I have to tell you, it’s a lot more enjoyable writing this column when the Reds are in form.
Alas, that is not at present the common case, although even in this game, they managed to assert their dominance for some spells, an encouraging sign that the engine isn’t completely dead; it is just having some trouble roaring back into life. Unfortunately, having an in-form Pep Guardiola team come to pay you a visit when you’re busy trying to get the starter to catch is not the best of timing, and the result can end up being somewhat comical, as it did today.

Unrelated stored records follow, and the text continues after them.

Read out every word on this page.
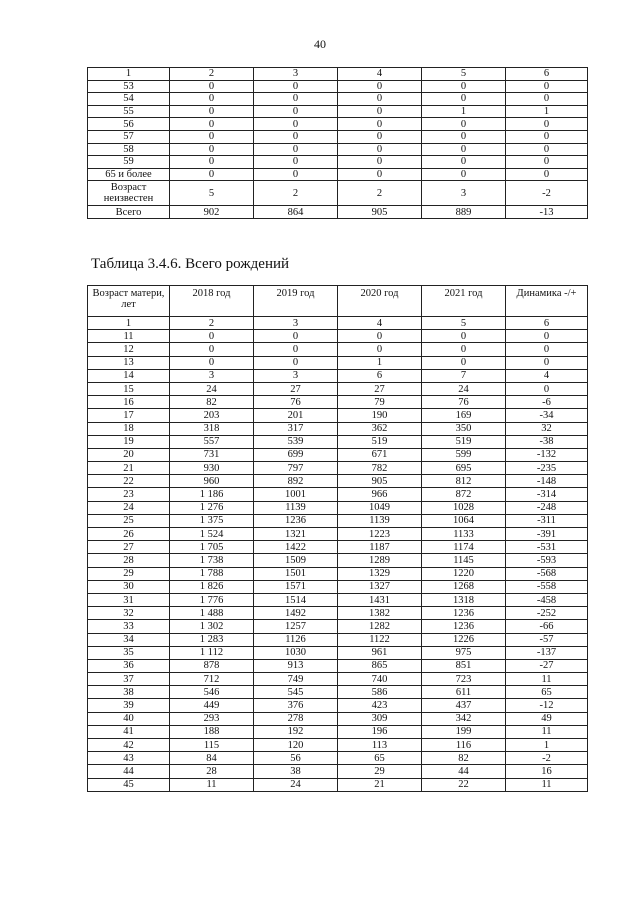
40
1	2	3	4	5	6
53	0	0	0	0	0
54	0	0	0	0	0
55	0	0	0	1	1
56	0	0	0	0	0
57	0	0	0	0	0
58	0	0	0	0	0
59	0	0	0	0	0
65 и более	0	0	0	0	0
Возраст неизвестен	5	2	2	3	-2
Всего	902	864	905	889	-13
Таблица 3.4.6. Всего рождений
Возраст матери, лет	2018 год	2019 год	2020 год	2021 год	Динамика -/+
1	2	3	4	5	6
11	0	0	0	0	0
12	0	0	0	0	0
13	0	0	1	0	0
14	3	3	6	7	4
15	24	27	27	24	0
16	82	76	79	76	-6
17	203	201	190	169	-34
18	318	317	362	350	32
19	557	539	519	519	-38
20	731	699	671	599	-132
21	930	797	782	695	-235
22	960	892	905	812	-148
23	1 186	1001	966	872	-314
24	1 276	1139	1049	1028	-248
25	1 375	1236	1139	1064	-311
26	1 524	1321	1223	1133	-391
27	1 705	1422	1187	1174	-531
28	1 738	1509	1289	1145	-593
29	1 788	1501	1329	1220	-568
30	1 826	1571	1327	1268	-558
31	1 776	1514	1431	1318	-458
32	1 488	1492	1382	1236	-252
33	1 302	1257	1282	1236	-66
34	1 283	1126	1122	1226	-57
35	1 112	1030	961	975	-137
36	878	913	865	851	-27
37	712	749	740	723	11
38	546	545	586	611	65
39	449	376	423	437	-12
40	293	278	309	342	49
41	188	192	196	199	11
42	115	120	113	116	1
43	84	56	65	82	-2
44	28	38	29	44	16
45	11	24	21	22	11
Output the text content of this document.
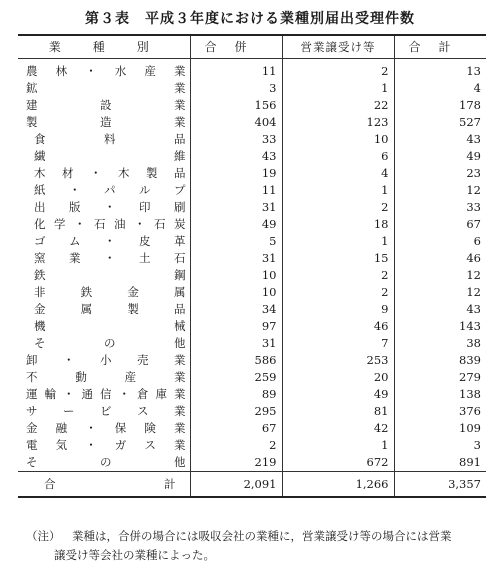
第３表　平成３年度における業種別届出受理件数
業　種　別	合　併	営業譲受け等	合　計
農林・水産業	11	2	13
鉱業	3	1	4
建設業	156	22	178
製造業	404	123	527
食料品	33	10	43
繊維	43	6	49
木材・木製品	19	4	23
紙・パルプ	11	1	12
出版・印刷	31	2	33
化学・石油・石炭	49	18	67
ゴム・皮革	5	1	6
窯業・土石	31	15	46
鉄鋼	10	2	12
非鉄金属	10	2	12
金属製品	34	9	43
機械	97	46	143
その他	31	7	38
卸・小売業	586	253	839
不動産業	259	20	279
運輸・通信・倉庫業	89	49	138
サービス業	295	81	376
金融・保険業	67	42	109
電気・ガス業	2	1	3
その他	219	672	891
合計	2,091	1,266	3,357
（注） 業種は，合併の場合には吸収会社の業種に，営業譲受け等の場合には営業
譲受け等会社の業種によった。
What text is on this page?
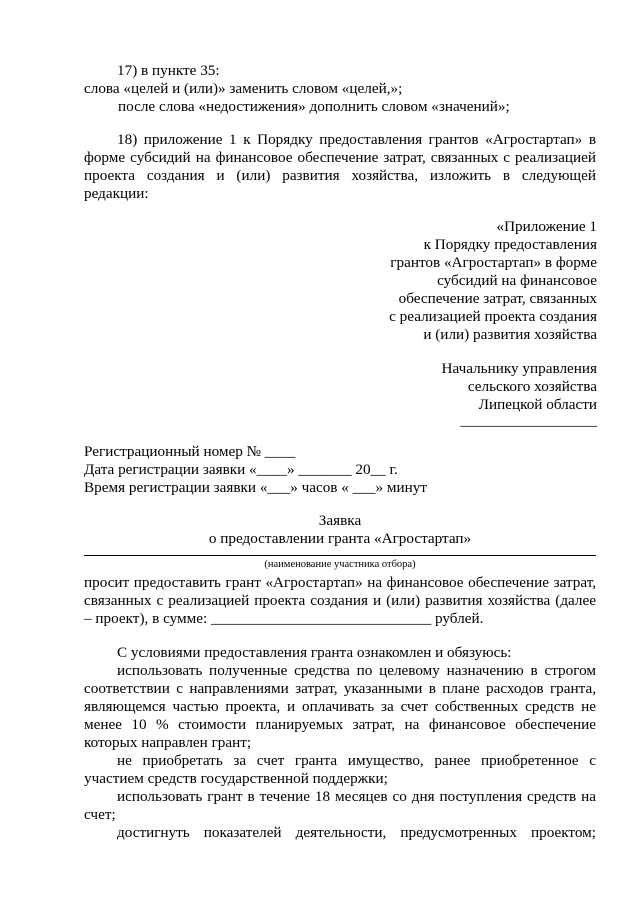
17) в пункте 35:
слова «целей и (или)» заменить словом «целей,»;
после слова «недостижения» дополнить словом «значений»;
18) приложение 1 к Порядку предоставления грантов «Агростартап» в
форме субсидий на финансовое обеспечение затрат, связанных с реализацией
проекта создания и (или) развития хозяйства, изложить в следующей
редакции:
«Приложение 1
к Порядку предоставления
грантов «Агростартап» в форме
субсидий на финансовое
обеспечение затрат, связанных
с реализацией проекта создания
и (или) развития хозяйства
Начальнику управления
сельского хозяйства
Липецкой области
__________________
Регистрационный номер № ____
Дата регистрации заявки «____» _______ 20__ г.
Время регистрации заявки «___» часов « ___» минут
Заявка
о предоставлении гранта «Агростартап»
(наименование участника отбора)
просит предоставить грант «Агростартап» на финансовое обеспечение затрат,
связанных с реализацией проекта создания и (или) развития хозяйства (далее
– проект), в сумме: _____________________________ рублей.
С условиями предоставления гранта ознакомлен и обязуюсь:
использовать полученные средства по целевому назначению в строгом
соответствии с направлениями затрат, указанными в плане расходов гранта,
являющемся частью проекта, и оплачивать за счет собственных средств не
менее 10 % стоимости планируемых затрат, на финансовое обеспечение
которых направлен грант;
не приобретать за счет гранта имущество, ранее приобретенное с
участием средств государственной поддержки;
использовать грант в течение 18 месяцев со дня поступления средств на
счет;
достигнуть показателей деятельности, предусмотренных проектом;
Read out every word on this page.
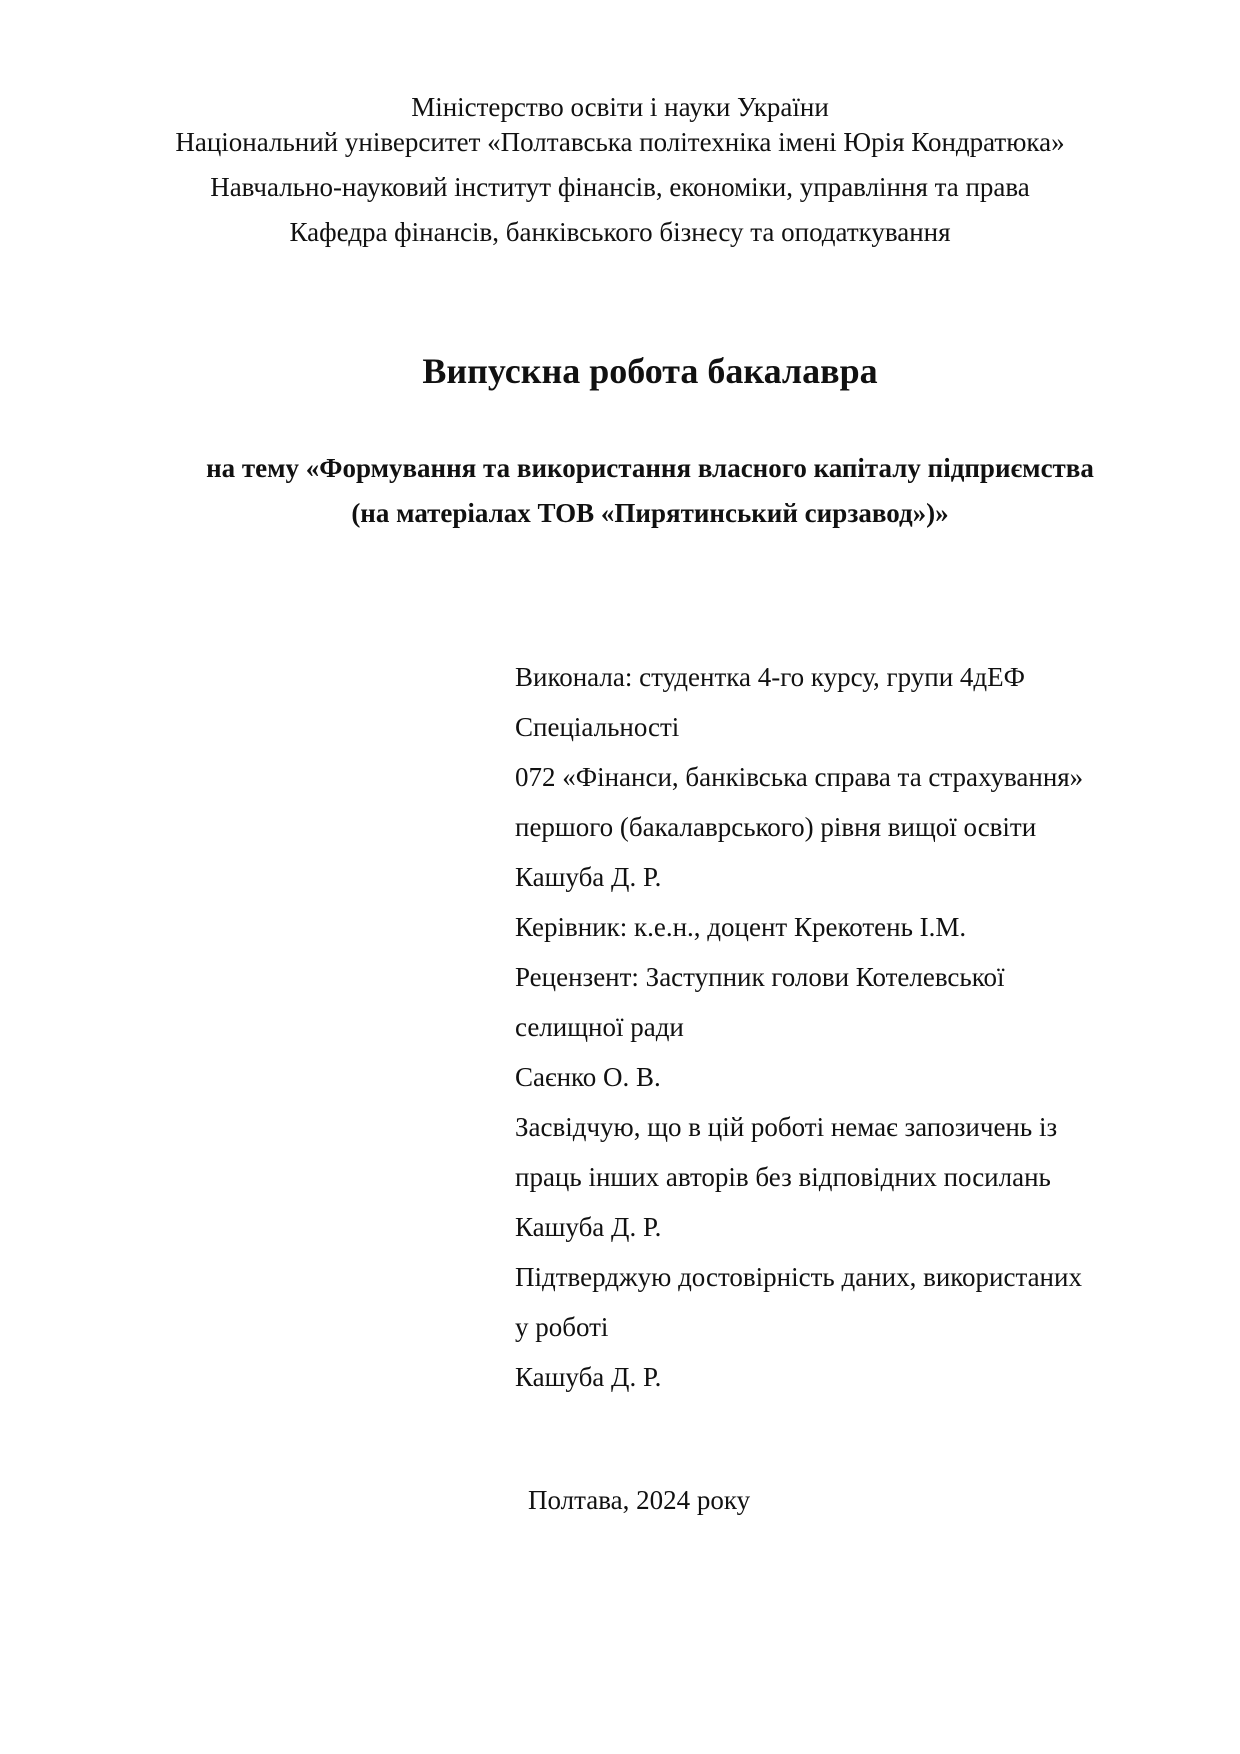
Міністерство освіти і науки України
Національний університет «Полтавська політехніка імені Юрія Кондратюка»
Навчально-науковий інститут фінансів, економіки, управління та права
Кафедра фінансів, банківського бізнесу та оподаткування
Випускна робота бакалавра
на тему «Формування та використання власного капіталу підприємства
(на матеріалах ТОВ «Пирятинський сирзавод»)»
Виконала: студентка 4-го курсу, групи 4дЕФ
Спеціальності
072 «Фінанси, банківська справа та страхування»
першого (бакалаврського) рівня вищої освіти
Кашуба Д. Р.
Керівник: к.е.н., доцент Крекотень І.М.
Рецензент: Заступник голови Котелевської
селищної ради
Саєнко О. В.
Засвідчую, що в цій роботі немає запозичень із
праць інших авторів без відповідних посилань
Кашуба Д. Р.
Підтверджую достовірність даних, використаних
у роботі
Кашуба Д. Р.
Полтава, 2024 року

Was City worth this kind of thumping victory? No, they weren’t. We’ve seen Liverpool hanging on by their teeth to squeeze results in games they, by all rights, should have lost. This wasn’t that kind of game, because the Reds put in a decent effort where they were nose-to-nose with their opponents, right up to the time when Alisson lost his head and gifted the Citizens two in quick succession. That doesn’t happen on a normal day. Heck, on a good day, he has a decent chance of getting his hands up quickly enough to that Foden bullet and deflecting it over the crossbar, too. We’ve all seen him do it, and it looks downright miraculous when he does. He doesn’t have many bad days, our Alisson, but when he does, and when there is no Van Dijk in front of him for cover, no Gomez or Matip or even Lovren to be in the right place to at least disrupt an effective counter from taking place, then he ends up with ball after ball in the net.
Alisson knew it, and his gesture of squeezing his water bottle on top of his own head for a couple of seconds after the third goal was as if to say to himself “wake up, buddy”. Being lethargic when you’re in such a demanding sweeper-keeper role as the Klopp system requires creates problems; against City, it’s a cardinal sin.
On a different note, it appears to me that Liverpool should appeal to the football association to just start Thiago on a yellow. He always gets one anyway, because he is awfully clumsy with them tackles, but at some point he’s going to fetch himself one of those cards with a, uhh, deeper shade of yellow. It almost seems like the refs are being lenient on him because they sense that he’s simply terrible at doing it, rather than intentionally malicious. Once he gets that inevitable yellow, he calms down and, somewhat paradoxically, becomes more effective. How do you tell such a celebrated player that he absolutely downright stinks in this part of his game? I have no idea. It’s another headache for the German in charge.
Another player worth discussing is Sadio Mane. He seems to be the most – or worst – impacted by the team’s flickering in-and-out of form. When Liverpool are flying, Mane often flies highest, constantly moving, playing wider than the dimensions of the pitch should allow, presenting a constant threat to anyone who dares to come after him, and creating chances by simply being there. Good luck stopping Sadio when he’s in the right mood. When he’s in the wrong mood, he seems to slow down, lose his quick thinking, and start running into the opposition. He loses his sharpness, and the blade stops singing.
Trent clearly continues on his path back into form, and his assist for Salah’s penalty was vintage him. Henderson must be relieved following the addition of Kabak and Davies, because with the terrific way he’s playing in the back, Fabinho would otherwise end up back in the midfield first. Did you know Hendo could be so good at centerback? I sure didn’t expect it. Tsimikas got his first few premier league minutes in, and one hopes we will see more of him, as Robbo is looking exhausted and desperately needs an opportunity to get some rest.
Oh, and is there anyone who wishes to argue with Phil Foden being man-of-match? Didn’t think so.
It is (almost, I suppose) certain at this point that the title will not remain in merseyside this season. Even so, considering the recent improvements in its own form, Liverpool still looks good for the all-important top-four finish. I can’t wait for Anfield to become a fortress again.
Or, for that matter, to have another winning column to write.